Words
An Improvised Audience With Bettina Varwig and Friends
An Improvised Audience With Bettina Varwig and Friends.
James Waite
Cambridge Music Festival
March 17th 2026
In pursuit of a conclusion, the labyrinth of academic writing can pull reader and author alike around diverse, sometimes contradictory, circuits. Linguistic protocols and clear epistemological rules prompt just where to plant one’s feet on the shoulders of which particular giant, and tend to lock enquiry inwards to a highly specialised discourse space. And while this kind of qualified reflection and scrutiny reinforces the best standards, the price is often a glacially-paced percolation towards public recognition and enjoyment.
On the face of it Music in the Flesh, Bettina Varwig’s remarkable work on the embodiment of music by both performers and witnesses in the early modern period, is just such an enterprise. Rich and nutritionally dense, it is liberally studded with examples and quotations that conjure the past as an anthropology of experience rather than arm’s length historiography. The fluids, fibres and meaty parts that coalesce in performing, seeing and hearing - in musicking - are alive in the prose, seeping through and winding around its exemplary academic scaffolding to create a humid ecosystem, teeming with possibility. But it’s a relatively demanding encounter, rewarding scholarly engagement with the ingredients of reflection, but offering the general reader less to carry away.
Despite her insistence that she is working with neither metaphor nor fiction, but a physically felt corporeal reality, Varwig must nevertheless pass through the illusory portal of the disembodied mind to advance her thesis. The turning of pages or the thumbing of screens may be the only chance we get for physical expression around the ideas she lays out.

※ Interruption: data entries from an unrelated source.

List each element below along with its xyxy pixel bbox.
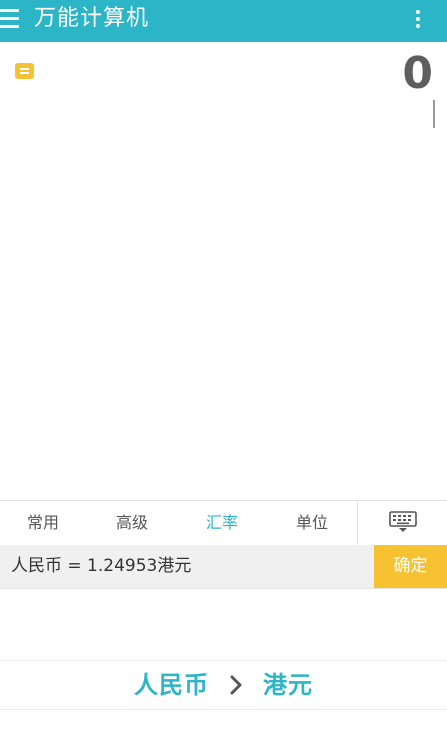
history-list-icon[interactable]: [15, 63, 34, 79]
calculator-app: 万能计算机 0 常用 高级 汇率 单位 人民币 = 1.24953港元 确定 人…: [0, 0, 447, 730]
divider: [0, 709, 447, 710]
display-value: 0: [402, 48, 433, 99]
keyboard-hide-icon: [389, 511, 417, 532]
exchange-input-row[interactable]: 人民币 = 1.24953港元 确定: [0, 545, 447, 589]
currency-selector: 人民币 港元: [0, 661, 447, 709]
tab-units[interactable]: 单位: [268, 501, 356, 545]
from-currency[interactable]: 人民币: [134, 661, 209, 709]
mode-tabs: 常用 高级 汇率 单位: [0, 500, 447, 546]
confirm-button[interactable]: 确定: [374, 545, 447, 588]
tab-advanced[interactable]: 高级: [89, 501, 175, 545]
app-title: 万能计算机: [34, 6, 150, 31]
exchange-rate-expression[interactable]: 人民币 = 1.24953港元: [11, 545, 191, 588]
hamburger-menu-icon[interactable]: [0, 9, 19, 29]
app-bar: 万能计算机: [0, 0, 447, 42]
tab-common[interactable]: 常用: [0, 501, 86, 545]
keyboard-toggle-button[interactable]: [357, 501, 447, 545]
tab-exchange-rate[interactable]: 汇率: [178, 501, 266, 545]
chevron-right-icon: [230, 675, 242, 695]
text-cursor: [433, 100, 435, 128]
more-vertical-icon[interactable]: [415, 10, 421, 28]
to-currency[interactable]: 港元: [263, 661, 313, 709]
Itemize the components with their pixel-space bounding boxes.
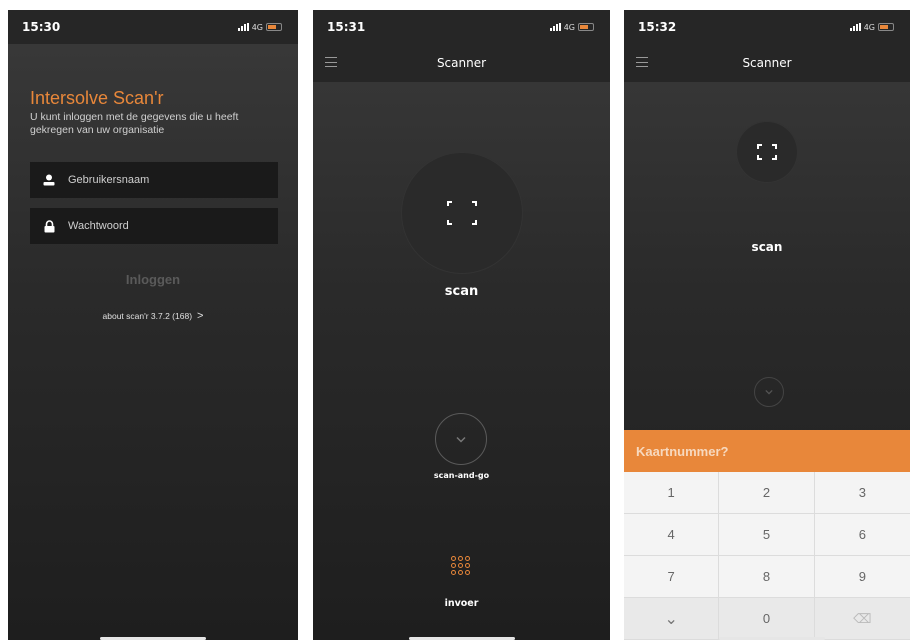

Well chosen excerpts in notation allow a closer connection for the initiated, and while the generous inclusion of references to publicly available recorded performances reaches parts that ink on paper will not, the reader sits, moved perhaps, but largely unmoving.
But all this is merely a prelude to the possible, recognised and enacted by Varwig and a small group of musicians in a setting that combines high art with the rudiments of empirical enquiry under realistic, not to say laboratory conditions.
The chapel of Emmanuel College, materialised from the mind of Christopher Wren, proportionate in every dimension, is just that place for us to be introduced, as subjects, to Nicholas Mulroy (tenor), Margaret Faultless (violin), Rachel Stroud (violin) and Andrew Skidmore (cello) for their performance of Corelli, Purcell, Bach and Vivaldi. Central to Varwig’s thesis is her criticism of modern (classical) musical audience culture: serried ranks of silent minds whose legs deposit them on chairs then power down, whose compliance with the suppression of a body’s need to cough or comment and the sniffy rules of correct applause reflects the deracination of music performance in the industrial era.
And so we are invited to remove our shoes. The chill of the marble floor registers before the band sets to work; and as they cleave - albeit with consummate interpretative art - to the canonical exactitude of the music, we are encouraged to move about freely, look over the musicians’ shoulders, lie down, to do whatever we feel might help us locate the music within our whole selves. A tall order for the inhibited condition, but the sparkling material from a time before audiences were taught to sit still, speaking to us through highly talented embodiment in the here and now, begins to dissolve the illusion of transgression. Between pieces, the fourth wall is thoroughly punctured with apposite quotation and unscripted intervention from both sides. With insights and experience shared, an esprit de corps borne of co-option into the proceedings breaks out on the double.
Which brings us to the performance climax in the hands of the composer who brought shredding to string sections several centuries before rock and roll; and as the familiar riffs kick off, Varwig offers the provocation of a country dance whoop. A small file of the audience take the bait and there is dancing out front, certainly unplanned, largely uncoordinated and entirely joyful. Or almost; whether this occurred to me as I was marking out the lines that joined my feet to the cello or some time later, there was a strong sense of having passed through the looking glass, of becoming incorporated in performance - perhaps reflecting the reality of the more wholly integrated context of musicking reconstructed in Varwig’s book. But in that awareness, the experience of those who chose not to move played a part, and a whiff of the performative floated, just for a moment, along the still porous lines of a new boundary. A luta continua!